Tunisie : la monnaie en circulation atteint un pic historique à 25,5 milliards de dinars

Tunisie : la monnaie en circulation atteint un pic historique à 25,5 milliards de dinars

Tunisie : la monnaie en circulation atteint un pic historique à 25,5 milliards de dinars

La monnaie en circulation en Tunisie franchit un cap historique à 25,5 milliards de dinars

Chapô : Selon les derniers chiffres de la Banque centrale, la masse monétaire a connu une croissance rapide, augmentant de près de 3 milliards de dinars depuis fin 2024. Cette hausse record, portée par l’économie informelle et la défiance bancaire, pose un défi de taille aux autorités monétaires.

Une croissance rapide de la liquidité dans un contexte inflationniste

Les chiffres officiels publiés par la Banque centrale de Tunisie (BCT) le 24 septembre 2025 sont sans appel : la monnaie en circulation, composée des billets et pièces, a atteint un niveau inédit de 25,555 milliards de dinars. Cette accélération marque une nette progression par rapport aux 22,6 milliards de dinars enregistrés à la fin de l’année 2024, soit une injection supplémentaire d’environ 3 milliards de dinars en seulement neuf mois. Cette expansion intervient dans un climat économique national encore marqué par des pressions inflationnistes persistantes.

L’économie informelle et la défiance bancaire, moteurs de la hausse

Plusieurs facteurs structurels expliquent cette envolée de la monnaie fiduciaire.

Le poids de l’ombre : une économie informelle vorace en cash

Le premier d’entre eux est l’importance de l’économie informelle. Celle-ci, qui repose presque exclusivement sur les transactions en espèces, pèserait près de 40% du PIB tunisien, soit approximativement 70 milliards de dinars, selon les estimations de l’Institut tunisien des études stratégiques.

Inclusion financière : le grand retard
La confiance limitée des Tunisiens envers le secteur bancaire traditionnel est un autre levier puissant. Les données de la Banque mondiale (2024) sont éloquentes : seulement 37% de la population dispose d’un compte bancaire. Ce taux chute à 29% pour les femmes et 32% pour les personnes à faibles revenus, illustrant un profond problème d’inclusion financière. Cette « préférence pour le liquide » est également accentuée par des pics saisonniers, comme les périodes de rentrée scolaire et universitaire, qui génèrent des retraits massifs.

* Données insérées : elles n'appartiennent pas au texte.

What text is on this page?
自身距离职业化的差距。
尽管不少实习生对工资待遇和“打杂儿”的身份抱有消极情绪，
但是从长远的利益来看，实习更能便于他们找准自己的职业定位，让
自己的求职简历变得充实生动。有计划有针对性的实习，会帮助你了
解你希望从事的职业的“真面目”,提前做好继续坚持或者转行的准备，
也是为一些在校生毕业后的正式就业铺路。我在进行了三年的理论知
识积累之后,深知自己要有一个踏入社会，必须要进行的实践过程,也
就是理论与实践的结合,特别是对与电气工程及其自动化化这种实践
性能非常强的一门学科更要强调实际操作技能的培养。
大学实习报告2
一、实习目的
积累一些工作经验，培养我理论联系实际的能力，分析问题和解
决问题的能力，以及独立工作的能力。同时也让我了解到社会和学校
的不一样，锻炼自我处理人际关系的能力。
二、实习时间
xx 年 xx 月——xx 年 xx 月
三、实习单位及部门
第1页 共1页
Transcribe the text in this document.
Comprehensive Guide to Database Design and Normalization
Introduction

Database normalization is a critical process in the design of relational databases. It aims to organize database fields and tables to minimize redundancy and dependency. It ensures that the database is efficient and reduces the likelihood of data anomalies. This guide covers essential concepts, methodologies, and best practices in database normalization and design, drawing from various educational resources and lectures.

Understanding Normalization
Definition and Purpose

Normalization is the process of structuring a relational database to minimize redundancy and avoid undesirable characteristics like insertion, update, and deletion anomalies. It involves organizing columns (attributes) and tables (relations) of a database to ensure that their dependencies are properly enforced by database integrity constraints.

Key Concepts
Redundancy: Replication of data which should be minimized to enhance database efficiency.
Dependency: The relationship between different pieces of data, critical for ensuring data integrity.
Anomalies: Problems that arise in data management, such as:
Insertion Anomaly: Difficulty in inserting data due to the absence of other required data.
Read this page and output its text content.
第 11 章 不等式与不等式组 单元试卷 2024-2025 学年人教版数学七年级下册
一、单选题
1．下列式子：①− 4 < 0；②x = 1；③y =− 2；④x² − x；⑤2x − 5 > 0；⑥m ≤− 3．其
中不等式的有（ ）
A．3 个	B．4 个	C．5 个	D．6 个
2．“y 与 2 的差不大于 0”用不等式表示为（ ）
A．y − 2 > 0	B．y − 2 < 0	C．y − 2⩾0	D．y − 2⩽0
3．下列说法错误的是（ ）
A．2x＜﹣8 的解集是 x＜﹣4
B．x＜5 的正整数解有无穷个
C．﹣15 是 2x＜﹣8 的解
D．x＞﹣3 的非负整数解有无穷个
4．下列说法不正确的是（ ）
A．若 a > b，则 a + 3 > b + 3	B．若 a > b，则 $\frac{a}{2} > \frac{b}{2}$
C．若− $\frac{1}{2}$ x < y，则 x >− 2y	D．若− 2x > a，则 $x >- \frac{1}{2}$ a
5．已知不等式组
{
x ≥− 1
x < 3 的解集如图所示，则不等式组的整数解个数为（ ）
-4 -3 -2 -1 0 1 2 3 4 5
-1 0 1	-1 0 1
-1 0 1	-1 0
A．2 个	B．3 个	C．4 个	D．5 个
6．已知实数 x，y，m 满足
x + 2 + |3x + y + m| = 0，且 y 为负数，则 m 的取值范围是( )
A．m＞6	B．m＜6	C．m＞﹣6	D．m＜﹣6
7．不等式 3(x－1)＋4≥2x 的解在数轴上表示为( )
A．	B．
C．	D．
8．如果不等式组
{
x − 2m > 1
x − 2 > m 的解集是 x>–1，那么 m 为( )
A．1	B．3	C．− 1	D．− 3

Le dilemme de la Banque centrale : liquidité, inflation et informalité

Cette situation place la BCT face à un dilemme complexe. L’institution doit en effet jongler avec trois objectifs souvent contradictoires :

Satisfaire la demande croissante de liquidités des ménages et de l’économie.

Contenir l’inflation, qui s’est établie à 5,2% en août 2025.

Éviter qu’une masse monétaire trop expansive ne vienne stimuler davantage le secteur informel, au détriment de l’économie régulée et des recettes fiscales.

Une lente transition vers les paiements dématérialisés

Malgré cette dépendance au cash, la Tunisie amorce une transition vers des moyens de paiement alternatifs. Les données de la BCT du 16 septembre 2025 révèlent une évolution significative des habitudes.

L’usage des lettres de change a connu une hausse spectaculaire de 155% (2,1 millions d’instruments).

En revanche, le recours aux chèques a chuté de 66,8%, signe d’une défiance envers cet instrument.

Les virements ont progressé de 9,7%, représentant 37,6 milliards de dinars, une tendance qui reflète une lente migration vers des modes de transaction plus sécurisés et adaptés aux besoins d’une économie moderne.

Cette mutation des paiements apparaît comme une lueur d’espoir pour les autorités, qui voient dans la digitalisation des transactions un levier essentiel pour formaliser l’économie et mieux en contrôler les flux.